While these purchases will be second-hand, and may not be in mint condition, they will be:
- recycled/re-used By buying second-hand you are extending the life of an item, and preventing it from being sent to landfill.
- giving to a good cause By purchasing from a High Street charity shop you are donating to a good cause.
- unique The slightly chipped teacup that you bought for 50p could become a talking point!
- not wrapped in plastic So many brand new, cheap items seem to come shrink wrapped in plastic wrapping that can’t be recycled.
- more durable I really believe that many second-hand goods have a far longer shelf life than cheaply manufactured plastic goods. There’s a reason why they cost so little. How many things have we bought from bargain shops that have broken almost immediately after use? I’ve written here about my struggle with cheaply made children’s clothing.
There are many other reasons to shop second-hand (I’ve listed them here) . Whenever I’m looking for a household item, book, game or clothing my first port of call is to scour the local charity shops.
In the past few days I have bought these two albums for 25p each from the Dorothy House shop (I could have bought three for 50p but couldn’t find another one).

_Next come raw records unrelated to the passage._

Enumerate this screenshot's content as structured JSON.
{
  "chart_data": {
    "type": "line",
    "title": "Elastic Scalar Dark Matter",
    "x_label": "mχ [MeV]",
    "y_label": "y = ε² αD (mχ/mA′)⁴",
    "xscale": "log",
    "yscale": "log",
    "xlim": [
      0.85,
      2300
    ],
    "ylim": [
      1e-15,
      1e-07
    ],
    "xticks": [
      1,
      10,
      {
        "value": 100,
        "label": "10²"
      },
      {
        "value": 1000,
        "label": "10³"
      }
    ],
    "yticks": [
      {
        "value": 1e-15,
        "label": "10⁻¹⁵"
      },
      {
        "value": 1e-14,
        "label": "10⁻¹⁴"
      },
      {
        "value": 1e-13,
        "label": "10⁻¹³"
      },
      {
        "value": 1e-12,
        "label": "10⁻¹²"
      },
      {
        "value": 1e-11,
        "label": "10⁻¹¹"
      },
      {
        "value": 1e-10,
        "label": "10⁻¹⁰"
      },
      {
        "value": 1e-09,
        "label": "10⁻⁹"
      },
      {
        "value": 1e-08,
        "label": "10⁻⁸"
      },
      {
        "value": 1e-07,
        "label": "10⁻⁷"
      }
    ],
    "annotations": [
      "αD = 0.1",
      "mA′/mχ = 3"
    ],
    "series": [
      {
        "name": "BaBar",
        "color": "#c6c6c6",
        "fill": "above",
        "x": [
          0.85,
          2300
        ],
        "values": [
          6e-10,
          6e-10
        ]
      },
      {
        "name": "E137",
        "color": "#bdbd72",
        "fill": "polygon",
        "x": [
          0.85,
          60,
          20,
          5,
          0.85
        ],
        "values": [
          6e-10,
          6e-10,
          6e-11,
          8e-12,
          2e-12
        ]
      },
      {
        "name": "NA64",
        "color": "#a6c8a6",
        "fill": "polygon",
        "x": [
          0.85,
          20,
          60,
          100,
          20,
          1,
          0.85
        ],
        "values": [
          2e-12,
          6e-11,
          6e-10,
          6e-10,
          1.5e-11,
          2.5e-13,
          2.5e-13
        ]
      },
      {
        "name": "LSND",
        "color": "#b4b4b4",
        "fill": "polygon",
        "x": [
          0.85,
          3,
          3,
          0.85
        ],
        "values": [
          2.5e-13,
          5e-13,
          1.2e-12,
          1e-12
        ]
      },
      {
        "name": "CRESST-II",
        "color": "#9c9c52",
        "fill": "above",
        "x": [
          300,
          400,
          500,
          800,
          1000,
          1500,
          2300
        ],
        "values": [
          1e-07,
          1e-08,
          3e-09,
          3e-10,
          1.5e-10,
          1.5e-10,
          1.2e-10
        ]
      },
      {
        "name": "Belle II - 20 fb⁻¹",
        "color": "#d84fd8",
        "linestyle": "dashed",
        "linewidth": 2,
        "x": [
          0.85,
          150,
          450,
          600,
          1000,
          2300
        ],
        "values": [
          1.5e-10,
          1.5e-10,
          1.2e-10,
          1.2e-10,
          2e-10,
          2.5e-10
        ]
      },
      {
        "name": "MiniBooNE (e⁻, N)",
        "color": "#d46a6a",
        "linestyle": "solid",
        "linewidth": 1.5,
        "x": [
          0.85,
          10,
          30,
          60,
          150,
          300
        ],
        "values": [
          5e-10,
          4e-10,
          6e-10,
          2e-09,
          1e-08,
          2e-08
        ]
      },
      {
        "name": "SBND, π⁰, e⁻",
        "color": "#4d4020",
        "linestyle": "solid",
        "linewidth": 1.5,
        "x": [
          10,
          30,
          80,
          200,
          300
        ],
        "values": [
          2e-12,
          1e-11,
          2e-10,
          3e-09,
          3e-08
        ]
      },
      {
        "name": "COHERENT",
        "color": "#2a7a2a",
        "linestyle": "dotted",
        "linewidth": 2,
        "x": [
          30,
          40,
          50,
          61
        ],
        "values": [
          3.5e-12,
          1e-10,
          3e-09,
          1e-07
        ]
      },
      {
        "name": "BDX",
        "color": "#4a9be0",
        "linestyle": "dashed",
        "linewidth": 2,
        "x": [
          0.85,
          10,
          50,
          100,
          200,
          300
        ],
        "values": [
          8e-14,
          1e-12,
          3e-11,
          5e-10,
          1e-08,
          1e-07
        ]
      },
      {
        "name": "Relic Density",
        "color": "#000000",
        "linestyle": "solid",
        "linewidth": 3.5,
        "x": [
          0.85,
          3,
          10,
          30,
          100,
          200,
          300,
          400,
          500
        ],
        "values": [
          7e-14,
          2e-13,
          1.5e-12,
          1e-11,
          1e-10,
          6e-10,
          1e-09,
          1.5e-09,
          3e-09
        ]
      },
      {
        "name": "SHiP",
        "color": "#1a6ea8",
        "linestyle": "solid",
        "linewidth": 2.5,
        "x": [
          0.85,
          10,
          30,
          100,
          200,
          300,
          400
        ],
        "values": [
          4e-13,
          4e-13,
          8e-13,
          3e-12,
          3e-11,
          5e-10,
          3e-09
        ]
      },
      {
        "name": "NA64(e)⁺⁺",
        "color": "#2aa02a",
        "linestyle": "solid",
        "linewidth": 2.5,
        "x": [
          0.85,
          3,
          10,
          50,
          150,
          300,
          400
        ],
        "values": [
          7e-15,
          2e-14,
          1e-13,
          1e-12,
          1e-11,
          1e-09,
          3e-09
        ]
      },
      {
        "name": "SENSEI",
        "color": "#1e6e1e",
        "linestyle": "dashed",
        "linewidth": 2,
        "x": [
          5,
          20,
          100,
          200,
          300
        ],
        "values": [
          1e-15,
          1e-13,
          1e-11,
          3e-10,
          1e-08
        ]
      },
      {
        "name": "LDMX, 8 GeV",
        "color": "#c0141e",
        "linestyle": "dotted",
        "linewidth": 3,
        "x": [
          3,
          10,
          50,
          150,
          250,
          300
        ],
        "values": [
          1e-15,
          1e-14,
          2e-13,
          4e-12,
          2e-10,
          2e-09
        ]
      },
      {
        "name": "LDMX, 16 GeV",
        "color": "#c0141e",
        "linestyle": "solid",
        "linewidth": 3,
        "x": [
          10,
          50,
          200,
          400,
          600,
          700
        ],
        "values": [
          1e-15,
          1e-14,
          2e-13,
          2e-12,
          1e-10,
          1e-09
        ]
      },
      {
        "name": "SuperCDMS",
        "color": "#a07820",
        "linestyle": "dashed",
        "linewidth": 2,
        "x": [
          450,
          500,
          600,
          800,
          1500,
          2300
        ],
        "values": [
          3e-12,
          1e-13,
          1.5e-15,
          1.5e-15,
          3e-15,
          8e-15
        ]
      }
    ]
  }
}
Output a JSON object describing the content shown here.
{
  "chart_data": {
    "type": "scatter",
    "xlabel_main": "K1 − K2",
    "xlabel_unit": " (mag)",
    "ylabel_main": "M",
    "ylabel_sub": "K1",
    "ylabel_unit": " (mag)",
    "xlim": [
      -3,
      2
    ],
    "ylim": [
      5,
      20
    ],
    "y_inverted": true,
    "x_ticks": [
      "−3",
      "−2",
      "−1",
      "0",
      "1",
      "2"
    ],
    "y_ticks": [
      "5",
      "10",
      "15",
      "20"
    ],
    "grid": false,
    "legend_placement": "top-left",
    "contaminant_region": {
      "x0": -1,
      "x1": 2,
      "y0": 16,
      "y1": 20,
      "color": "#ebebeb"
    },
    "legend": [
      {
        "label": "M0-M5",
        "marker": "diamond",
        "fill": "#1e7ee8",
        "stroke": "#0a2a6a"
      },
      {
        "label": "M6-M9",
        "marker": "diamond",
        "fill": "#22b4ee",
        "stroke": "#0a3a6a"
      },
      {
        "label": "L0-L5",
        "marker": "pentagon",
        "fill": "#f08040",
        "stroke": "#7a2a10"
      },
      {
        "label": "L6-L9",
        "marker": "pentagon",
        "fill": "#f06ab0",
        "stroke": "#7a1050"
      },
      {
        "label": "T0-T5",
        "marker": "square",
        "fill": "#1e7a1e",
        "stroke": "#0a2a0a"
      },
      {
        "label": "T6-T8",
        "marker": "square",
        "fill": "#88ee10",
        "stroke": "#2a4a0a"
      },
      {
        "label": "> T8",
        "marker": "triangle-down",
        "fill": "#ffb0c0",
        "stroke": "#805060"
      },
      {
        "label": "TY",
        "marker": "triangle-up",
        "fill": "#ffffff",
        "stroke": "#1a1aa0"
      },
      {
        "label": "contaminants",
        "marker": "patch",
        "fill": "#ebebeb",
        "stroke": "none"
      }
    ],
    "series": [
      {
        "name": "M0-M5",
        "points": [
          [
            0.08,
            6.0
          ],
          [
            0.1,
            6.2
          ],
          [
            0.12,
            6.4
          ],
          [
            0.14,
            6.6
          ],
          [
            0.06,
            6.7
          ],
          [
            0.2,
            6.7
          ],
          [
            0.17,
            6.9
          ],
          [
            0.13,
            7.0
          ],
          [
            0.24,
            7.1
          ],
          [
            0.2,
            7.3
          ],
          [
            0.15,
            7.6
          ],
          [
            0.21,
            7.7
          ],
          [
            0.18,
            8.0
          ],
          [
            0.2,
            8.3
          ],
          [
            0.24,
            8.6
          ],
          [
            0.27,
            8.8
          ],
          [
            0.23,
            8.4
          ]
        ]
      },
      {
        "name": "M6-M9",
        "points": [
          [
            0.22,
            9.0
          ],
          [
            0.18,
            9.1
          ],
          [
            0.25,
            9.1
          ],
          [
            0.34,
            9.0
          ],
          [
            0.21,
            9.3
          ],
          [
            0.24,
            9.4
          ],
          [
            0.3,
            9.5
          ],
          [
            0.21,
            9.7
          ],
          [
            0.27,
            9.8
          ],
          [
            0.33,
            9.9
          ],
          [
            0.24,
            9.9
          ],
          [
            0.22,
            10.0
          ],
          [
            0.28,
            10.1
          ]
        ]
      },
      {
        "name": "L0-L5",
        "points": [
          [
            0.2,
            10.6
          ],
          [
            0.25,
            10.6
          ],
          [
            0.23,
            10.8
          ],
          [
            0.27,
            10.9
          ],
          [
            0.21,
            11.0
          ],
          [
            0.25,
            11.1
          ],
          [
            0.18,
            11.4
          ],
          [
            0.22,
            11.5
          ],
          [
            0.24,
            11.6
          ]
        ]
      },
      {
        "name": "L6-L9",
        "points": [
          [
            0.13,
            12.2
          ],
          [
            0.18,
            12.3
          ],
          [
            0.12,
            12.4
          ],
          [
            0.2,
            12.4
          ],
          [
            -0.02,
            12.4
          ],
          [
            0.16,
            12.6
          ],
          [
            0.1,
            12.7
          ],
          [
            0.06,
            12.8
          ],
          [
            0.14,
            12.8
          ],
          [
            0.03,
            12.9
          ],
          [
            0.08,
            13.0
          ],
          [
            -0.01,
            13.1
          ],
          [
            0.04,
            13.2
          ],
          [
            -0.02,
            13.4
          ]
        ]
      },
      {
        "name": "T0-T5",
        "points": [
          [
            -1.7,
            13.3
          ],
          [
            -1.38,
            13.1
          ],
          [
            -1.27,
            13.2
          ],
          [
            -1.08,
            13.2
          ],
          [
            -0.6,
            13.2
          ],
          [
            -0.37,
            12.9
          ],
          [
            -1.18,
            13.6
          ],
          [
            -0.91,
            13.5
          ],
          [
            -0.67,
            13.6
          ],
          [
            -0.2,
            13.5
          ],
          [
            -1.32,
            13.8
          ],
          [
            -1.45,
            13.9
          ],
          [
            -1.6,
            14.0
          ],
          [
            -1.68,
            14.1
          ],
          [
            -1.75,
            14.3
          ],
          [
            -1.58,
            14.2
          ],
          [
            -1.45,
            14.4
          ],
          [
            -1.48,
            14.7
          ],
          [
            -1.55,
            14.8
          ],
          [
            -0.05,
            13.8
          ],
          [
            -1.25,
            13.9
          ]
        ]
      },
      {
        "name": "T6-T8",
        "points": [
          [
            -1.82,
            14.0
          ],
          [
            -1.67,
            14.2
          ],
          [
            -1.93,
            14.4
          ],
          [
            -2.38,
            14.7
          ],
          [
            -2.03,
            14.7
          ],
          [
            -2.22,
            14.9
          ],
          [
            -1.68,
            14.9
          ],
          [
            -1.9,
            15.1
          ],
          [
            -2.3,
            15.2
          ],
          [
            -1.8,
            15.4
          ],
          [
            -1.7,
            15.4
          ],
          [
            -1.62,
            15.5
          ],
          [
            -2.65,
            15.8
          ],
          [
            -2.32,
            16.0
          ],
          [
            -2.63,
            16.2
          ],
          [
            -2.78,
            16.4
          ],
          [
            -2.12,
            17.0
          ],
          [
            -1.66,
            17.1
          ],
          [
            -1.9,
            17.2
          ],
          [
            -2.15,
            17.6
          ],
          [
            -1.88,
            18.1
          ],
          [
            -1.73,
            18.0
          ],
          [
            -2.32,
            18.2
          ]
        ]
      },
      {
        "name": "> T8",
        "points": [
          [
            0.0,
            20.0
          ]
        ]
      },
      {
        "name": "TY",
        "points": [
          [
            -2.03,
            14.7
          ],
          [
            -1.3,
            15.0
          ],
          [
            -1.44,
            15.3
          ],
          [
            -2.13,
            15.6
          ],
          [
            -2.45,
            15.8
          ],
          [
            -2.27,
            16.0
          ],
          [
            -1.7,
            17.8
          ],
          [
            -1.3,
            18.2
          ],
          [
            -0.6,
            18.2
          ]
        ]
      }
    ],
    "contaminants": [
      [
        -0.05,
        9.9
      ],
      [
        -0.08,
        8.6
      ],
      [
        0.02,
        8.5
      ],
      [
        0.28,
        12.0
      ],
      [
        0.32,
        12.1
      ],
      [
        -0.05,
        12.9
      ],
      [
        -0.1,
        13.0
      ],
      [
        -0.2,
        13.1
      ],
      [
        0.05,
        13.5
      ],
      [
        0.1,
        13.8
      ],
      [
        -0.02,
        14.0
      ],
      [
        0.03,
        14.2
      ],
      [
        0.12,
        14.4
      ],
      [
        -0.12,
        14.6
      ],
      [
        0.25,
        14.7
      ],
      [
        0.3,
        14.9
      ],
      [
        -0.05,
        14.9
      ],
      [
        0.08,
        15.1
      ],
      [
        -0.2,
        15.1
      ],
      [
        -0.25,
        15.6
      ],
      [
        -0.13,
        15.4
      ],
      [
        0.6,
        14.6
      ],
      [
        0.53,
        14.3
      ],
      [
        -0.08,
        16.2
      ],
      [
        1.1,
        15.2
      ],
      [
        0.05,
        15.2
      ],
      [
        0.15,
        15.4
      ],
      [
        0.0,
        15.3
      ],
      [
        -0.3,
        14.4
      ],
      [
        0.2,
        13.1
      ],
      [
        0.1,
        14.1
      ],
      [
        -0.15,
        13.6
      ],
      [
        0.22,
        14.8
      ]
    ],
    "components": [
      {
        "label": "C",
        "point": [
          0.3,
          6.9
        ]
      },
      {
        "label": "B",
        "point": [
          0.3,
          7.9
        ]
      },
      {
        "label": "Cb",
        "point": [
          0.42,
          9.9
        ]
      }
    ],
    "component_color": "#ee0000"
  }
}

Despite being in the bargain bucket the records are in good condition:
I also stumbled across some cotton reels for 50p each from a local second-hand shop, just when I needed new cotton for sewing projects:
Of course it’s not always possible to buy items for under £1 at charity shops. In fact some of them can be downright pricey, charging more than certain High Street stores for their clothing (although as I mentioned above their second-hand garments probably last longer). But there are ways to source cheap goodies from charity shops:
- get to know the charity shops in your town, and get to know which town has the cheapest shops. My nearest town for charity shopping is the Georgian city of Bath. It’s a great place to go for second-hand shopping as there are some very well-dressed people who donate their cast-offs to the likes of us (read my guide here). However an expensive town can mean pricey charity shops. In some of them it’s not unusual to see dresses selling for a tenner, and that’s without the ‘vintage’ label which usually doubles the price tag. Having said that, as I regularly trawl the charity shops in the city I know which ones are cheaper. For example I recently bought this wonderful denim dress for a fiver from the British Heart Foundation shop:
- look for end of season sales Just as High Street chains have their own end of season reductions, many charity shops will reduce their prices at certain times of the year too.
- rummage through the bargain bucket Nearly all charity shops have bargain bins or sales rails. Sometime this is because they have a surfeit of donations of a particular type. In my local market town the Dorothy House hospice shop and British Red Cross store often have reductions on their books.
- volunteer Most charity shops need volunteers and, by working in the shop, you’ll get to see the stock that comes in. Some charity shops also offer staff/volunteer discounts (see here for more information on how charity shops are run)
- remember that the price also includes a donation Even if you think the price of an item is steep please don’t haggle. Remember that the money you spend in a charity shop goes back to that cause.
And finally…. if you purchase from a charity shop please consider donating your unwanted (good quality) items back to them to complete the cycle.